Аллейн сидел между ними и жевал хлеб, а они, перегибаясь через его колени, спорили, раскрасневшись и размахивая руками в пылу доказательств. Никогда не слышал он такого схоластического жаргона, таких тончайших дистинкций, такой перестрелки большими и меньшими посылками, силлогизмами и взаимными опровержениями. Вопрос гремел об ответ, как меч о щит. Древние философы, отцы церкви, современные мыслители, священное писание, арабы – всем этим каждый стрелял в противника, а дождь продолжал идти, и листья падубов стали темными и блестящими от сырости. Наконец толстяк, видимо, умаялся, ибо тихонько принялся за еду, а его оппонент, точно петух-победитель, сидящий на навозной куче, прокукарекал в последний раз, выпустив целый залп цитат и выводов. Однако его взгляд вдруг упал на пищу, и он издал вопль негодования.
– Ты вор вдвойне! – заорал он. – Ты слопал мои селедки, а у меня с самого утра во рту маковой росинки не было.

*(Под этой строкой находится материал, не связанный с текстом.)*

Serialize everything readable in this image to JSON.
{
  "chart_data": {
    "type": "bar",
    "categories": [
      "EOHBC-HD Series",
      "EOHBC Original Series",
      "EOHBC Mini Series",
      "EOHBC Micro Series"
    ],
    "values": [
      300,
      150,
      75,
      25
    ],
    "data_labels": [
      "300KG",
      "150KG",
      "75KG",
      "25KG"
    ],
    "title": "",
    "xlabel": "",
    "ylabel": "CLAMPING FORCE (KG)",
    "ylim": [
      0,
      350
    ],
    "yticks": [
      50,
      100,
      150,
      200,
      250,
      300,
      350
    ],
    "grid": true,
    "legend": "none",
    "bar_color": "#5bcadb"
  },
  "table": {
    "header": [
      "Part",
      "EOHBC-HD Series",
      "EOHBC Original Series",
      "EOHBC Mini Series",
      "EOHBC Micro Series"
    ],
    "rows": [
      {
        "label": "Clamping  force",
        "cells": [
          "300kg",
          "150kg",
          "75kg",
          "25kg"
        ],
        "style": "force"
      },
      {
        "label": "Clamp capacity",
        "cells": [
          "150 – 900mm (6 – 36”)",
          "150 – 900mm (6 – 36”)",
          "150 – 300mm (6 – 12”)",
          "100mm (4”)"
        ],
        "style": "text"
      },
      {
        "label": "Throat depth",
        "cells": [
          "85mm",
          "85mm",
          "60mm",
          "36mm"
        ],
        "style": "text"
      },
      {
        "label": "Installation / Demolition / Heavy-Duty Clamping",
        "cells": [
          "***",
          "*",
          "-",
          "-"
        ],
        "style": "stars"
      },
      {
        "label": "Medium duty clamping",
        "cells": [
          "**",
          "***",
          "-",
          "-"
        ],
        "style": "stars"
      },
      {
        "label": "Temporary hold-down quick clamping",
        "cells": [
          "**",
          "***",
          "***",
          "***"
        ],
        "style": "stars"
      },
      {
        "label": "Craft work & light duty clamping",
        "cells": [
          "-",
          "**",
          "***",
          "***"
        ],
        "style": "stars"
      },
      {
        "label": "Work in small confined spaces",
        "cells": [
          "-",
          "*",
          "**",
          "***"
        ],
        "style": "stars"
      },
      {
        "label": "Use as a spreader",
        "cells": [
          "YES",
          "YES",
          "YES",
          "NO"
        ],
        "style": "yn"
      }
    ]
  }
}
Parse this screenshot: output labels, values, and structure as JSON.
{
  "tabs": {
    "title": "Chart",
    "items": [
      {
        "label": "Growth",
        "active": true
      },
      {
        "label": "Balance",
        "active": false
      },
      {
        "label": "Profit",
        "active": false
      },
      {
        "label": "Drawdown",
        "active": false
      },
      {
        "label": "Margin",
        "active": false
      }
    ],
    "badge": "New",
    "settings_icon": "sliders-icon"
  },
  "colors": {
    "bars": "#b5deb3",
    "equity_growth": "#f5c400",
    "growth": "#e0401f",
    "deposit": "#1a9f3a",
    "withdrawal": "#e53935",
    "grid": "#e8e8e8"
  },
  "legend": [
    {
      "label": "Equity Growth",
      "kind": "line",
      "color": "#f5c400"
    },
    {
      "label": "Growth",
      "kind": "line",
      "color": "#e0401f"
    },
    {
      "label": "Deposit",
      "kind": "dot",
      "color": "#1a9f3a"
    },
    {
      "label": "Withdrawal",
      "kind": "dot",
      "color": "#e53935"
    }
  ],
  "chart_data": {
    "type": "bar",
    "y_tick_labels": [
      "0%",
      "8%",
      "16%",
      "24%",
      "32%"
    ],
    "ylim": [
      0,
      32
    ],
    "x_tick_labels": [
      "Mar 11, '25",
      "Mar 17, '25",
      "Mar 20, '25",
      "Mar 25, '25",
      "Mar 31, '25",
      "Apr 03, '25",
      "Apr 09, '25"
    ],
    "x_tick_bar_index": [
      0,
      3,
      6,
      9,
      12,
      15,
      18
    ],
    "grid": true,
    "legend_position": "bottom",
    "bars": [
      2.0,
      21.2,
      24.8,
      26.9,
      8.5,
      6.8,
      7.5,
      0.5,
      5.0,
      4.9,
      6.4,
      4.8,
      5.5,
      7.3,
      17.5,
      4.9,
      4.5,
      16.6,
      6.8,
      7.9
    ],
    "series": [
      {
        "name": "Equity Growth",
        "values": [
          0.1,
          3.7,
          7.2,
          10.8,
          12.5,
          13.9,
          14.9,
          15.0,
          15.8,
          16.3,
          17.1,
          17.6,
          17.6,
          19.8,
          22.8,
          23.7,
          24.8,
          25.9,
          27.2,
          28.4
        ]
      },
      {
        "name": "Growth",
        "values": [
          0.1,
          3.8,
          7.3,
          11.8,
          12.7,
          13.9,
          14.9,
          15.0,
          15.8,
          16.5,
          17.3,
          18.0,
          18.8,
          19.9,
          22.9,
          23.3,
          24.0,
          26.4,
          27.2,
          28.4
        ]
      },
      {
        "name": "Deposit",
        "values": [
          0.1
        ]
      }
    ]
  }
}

– Вот это и оказалось моим последним доводом, – пояснил сочувственно его товарищ, – моим завершающим усилием, или peroratio [заключение (лат.) ], как выражаются ораторы. Ибо если все мысли суть вещи, то тебе достаточно подумать о паре селедок, а потом вызвать таким же заклинанием кувшин молока, чтобы их запить.
– Честное рассуждение, – воскликнул другой, – и я знаю на него только один ответ. – Тут он наклонился и громко шлепнул толстяка по розовой щеке. – Нет, не обижайся, – сказал он, – если вещи – это лишь мысли, то и пощечина – только мысль и в счет не идет.